Blue acknowledgment lights winked on.
John helped Fred and Grace set the plates in position. Grace and Fred fired up the arc welder, and pinpoints of metal liquefied beneath their tips. A shower of sparks swirled around them in the evacuated environment like a swarm of fireflies.
"We're in position, Admiral," John reported. "ETA for repairs is two minutes."
"Roger, Chief," Admiral Whitcomb replied. Ionization made the channel flood with static. "When you're done, give the word and get secure—we'll be accelerating immediately."
"Yes, sir."
So far, so good, John thought. Just another minute or two.
A streamer of plasma appeared from nowhere. The tangled, crisscrossed Slipspace around them dropped the bolt of boiling fire fifty meters overhead; it moved port to starboard—and van- ished back into the void.

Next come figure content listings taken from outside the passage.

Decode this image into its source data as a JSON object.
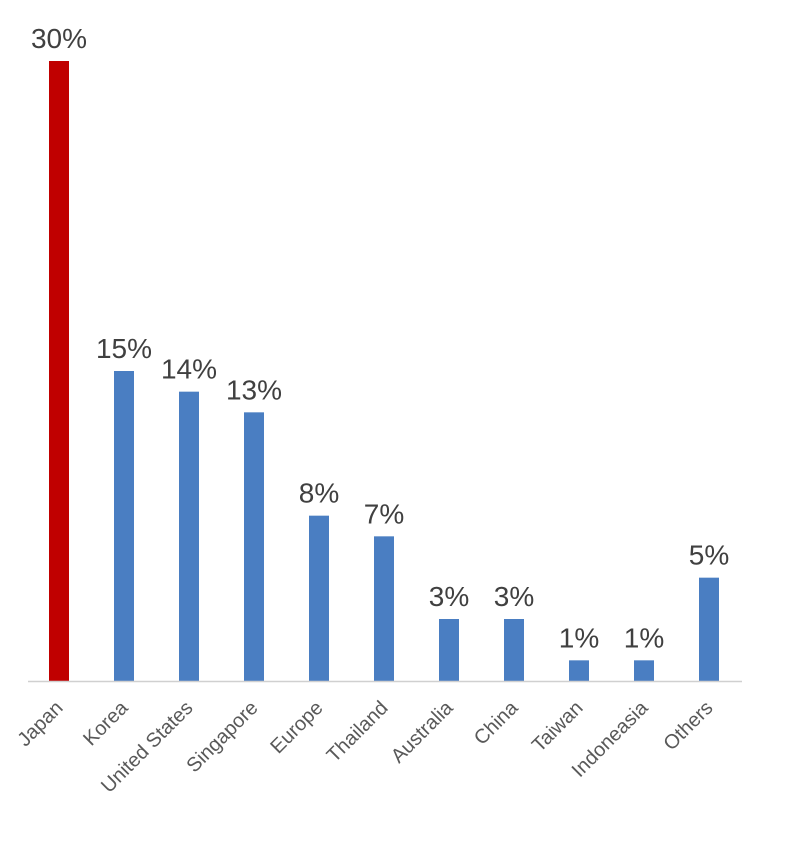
{
  "chart_data": {
    "type": "bar",
    "title": "",
    "xlabel": "",
    "ylabel": "",
    "categories": [
      "Japan",
      "Korea",
      "United States",
      "Singapore",
      "Europe",
      "Thailand",
      "Australia",
      "China",
      "Taiwan",
      "Indoneasia",
      "Others"
    ],
    "values": [
      30,
      15,
      14,
      13,
      8,
      7,
      3,
      3,
      1,
      1,
      5
    ],
    "labels": [
      "30%",
      "15%",
      "14%",
      "13%",
      "8%",
      "7%",
      "3%",
      "3%",
      "1%",
      "1%",
      "5%"
    ],
    "highlight_index": 0,
    "colors": {
      "highlight": "#C00000",
      "default": "#4A7EC2",
      "axis": "#D0D0D0"
    },
    "ylim": [
      0,
      30
    ],
    "grid": false,
    "legend": "none"
  }
}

The COM shattered into white noise, and the motion sensors blurred. . . as did the active camouflage shielding of the six Elites who had been slowly—and until a moment ago imperceptibly— crawling toward their position.
"Enemy contacts!" John shouted.
He crouched behind the dome of a sensor node and opened fire. A hail of bullets caught the closest Elite dead-center in its chest. The gunfire punched through its shielding and then tore into its armor. It tumbled backward and spun off the hull.